Amanda’s voice is an endless lilt, as if her vocal cords are tipped in a way that makes it impossible for her to make a statement instead of asking a question.
“Yes. Brandy,” I say. “She’s an amputee.”
“And what’s she like
?”
“She’s like a regular person with just one foot.”
Amanda’s pen is still moving, but I can’t imagine she’s trying to capture the amazing insight I just imparted.
“And I understand your ex-boyfriend came to visit?”
“That was unexpected,” I say, and she finally stops writing.
“Because?”
“He found out about Isaac.”
“And how did he process that?”
I think about Heath’s finger pointed at me, his face red and hot behind it. “Not well,” I admit. “I tried to explain about Isaac being for Shanna, and her attraction to him not having anything to do with us.”

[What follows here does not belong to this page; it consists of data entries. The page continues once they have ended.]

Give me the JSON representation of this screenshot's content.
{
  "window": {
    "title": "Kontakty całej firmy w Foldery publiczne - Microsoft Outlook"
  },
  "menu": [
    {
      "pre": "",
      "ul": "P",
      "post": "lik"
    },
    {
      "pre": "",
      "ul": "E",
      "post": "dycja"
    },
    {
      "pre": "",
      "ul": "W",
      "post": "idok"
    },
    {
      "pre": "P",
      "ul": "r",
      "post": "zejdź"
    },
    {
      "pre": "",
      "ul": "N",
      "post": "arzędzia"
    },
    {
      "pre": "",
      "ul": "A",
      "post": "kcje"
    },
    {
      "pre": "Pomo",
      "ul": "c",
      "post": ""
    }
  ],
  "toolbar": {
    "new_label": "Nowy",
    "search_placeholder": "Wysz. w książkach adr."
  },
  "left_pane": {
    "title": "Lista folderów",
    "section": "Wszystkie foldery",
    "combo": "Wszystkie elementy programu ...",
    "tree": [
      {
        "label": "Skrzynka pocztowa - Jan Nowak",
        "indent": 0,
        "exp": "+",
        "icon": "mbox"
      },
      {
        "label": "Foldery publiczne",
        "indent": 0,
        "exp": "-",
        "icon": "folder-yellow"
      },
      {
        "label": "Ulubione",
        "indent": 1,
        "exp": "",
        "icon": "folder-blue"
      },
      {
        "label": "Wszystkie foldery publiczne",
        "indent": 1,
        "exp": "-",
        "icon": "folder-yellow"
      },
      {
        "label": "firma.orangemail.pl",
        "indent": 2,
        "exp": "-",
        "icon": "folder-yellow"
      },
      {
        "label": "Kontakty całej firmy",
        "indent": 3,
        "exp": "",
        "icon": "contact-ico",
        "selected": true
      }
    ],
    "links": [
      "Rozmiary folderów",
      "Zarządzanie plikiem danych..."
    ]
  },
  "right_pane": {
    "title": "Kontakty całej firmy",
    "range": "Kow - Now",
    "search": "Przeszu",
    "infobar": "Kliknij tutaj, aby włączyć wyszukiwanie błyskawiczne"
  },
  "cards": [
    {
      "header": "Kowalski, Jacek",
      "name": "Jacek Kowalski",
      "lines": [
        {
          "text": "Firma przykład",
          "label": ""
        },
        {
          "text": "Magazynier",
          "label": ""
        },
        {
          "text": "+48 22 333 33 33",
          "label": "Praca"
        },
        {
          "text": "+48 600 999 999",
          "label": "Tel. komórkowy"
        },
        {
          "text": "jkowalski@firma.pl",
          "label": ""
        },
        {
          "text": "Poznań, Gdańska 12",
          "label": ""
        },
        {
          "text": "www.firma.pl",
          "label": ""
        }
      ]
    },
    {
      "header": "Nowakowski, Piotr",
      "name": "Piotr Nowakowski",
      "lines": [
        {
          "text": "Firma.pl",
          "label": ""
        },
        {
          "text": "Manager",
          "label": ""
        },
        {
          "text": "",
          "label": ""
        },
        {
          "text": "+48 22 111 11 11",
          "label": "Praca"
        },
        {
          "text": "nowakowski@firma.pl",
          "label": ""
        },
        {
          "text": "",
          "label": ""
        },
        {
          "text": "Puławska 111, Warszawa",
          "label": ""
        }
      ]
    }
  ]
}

“He didn’t accept your explanation?”
I remember the muscle ticking in his jaw, anger I didn’t think him capable of filling the space between us.
“No, he didn’t.”
“And how does that make you feel?”
I know how I felt in that moment, as my door shut behind him. I stayed on the floor for some time, curled over my LVAD as if it were my actual heart and needed protection. There was pain, but dull and far off, my broken heart keening elsewhere, the feeling barely reaching me.
“I can’t really feel anything,” I tell Amanda. “Not my feelings, anyway. It’s like Brandy’s phantom pain from her foot. My brain picks up signals from it still, but they’re very weak. She told me about this mirror therapy thing they did to show her the inverted—”
“Yes, I know about mirror boxes,” Amanda interrupts, putting her pen down. “And you came to this conclusion concerning signals from your heart after talking to Brandy about her foot?”
“Yes. I’d never considered it before, but it makes sense. Shanna’s feelings take precedence because her heart is here, inside me. And my own is gone, a phantom heart.”
“So what would you see if you looked into a mirror box?” Amanda asks.
It’s a good question, and I give it time to circulate. “Well, it’s not quite the same thing,” I say. “I can’t put Shanna’s heart in there and see my own reflected back.”
“No, you can’t,” Amanda agrees, but in a way that makes it sound like her question still stands.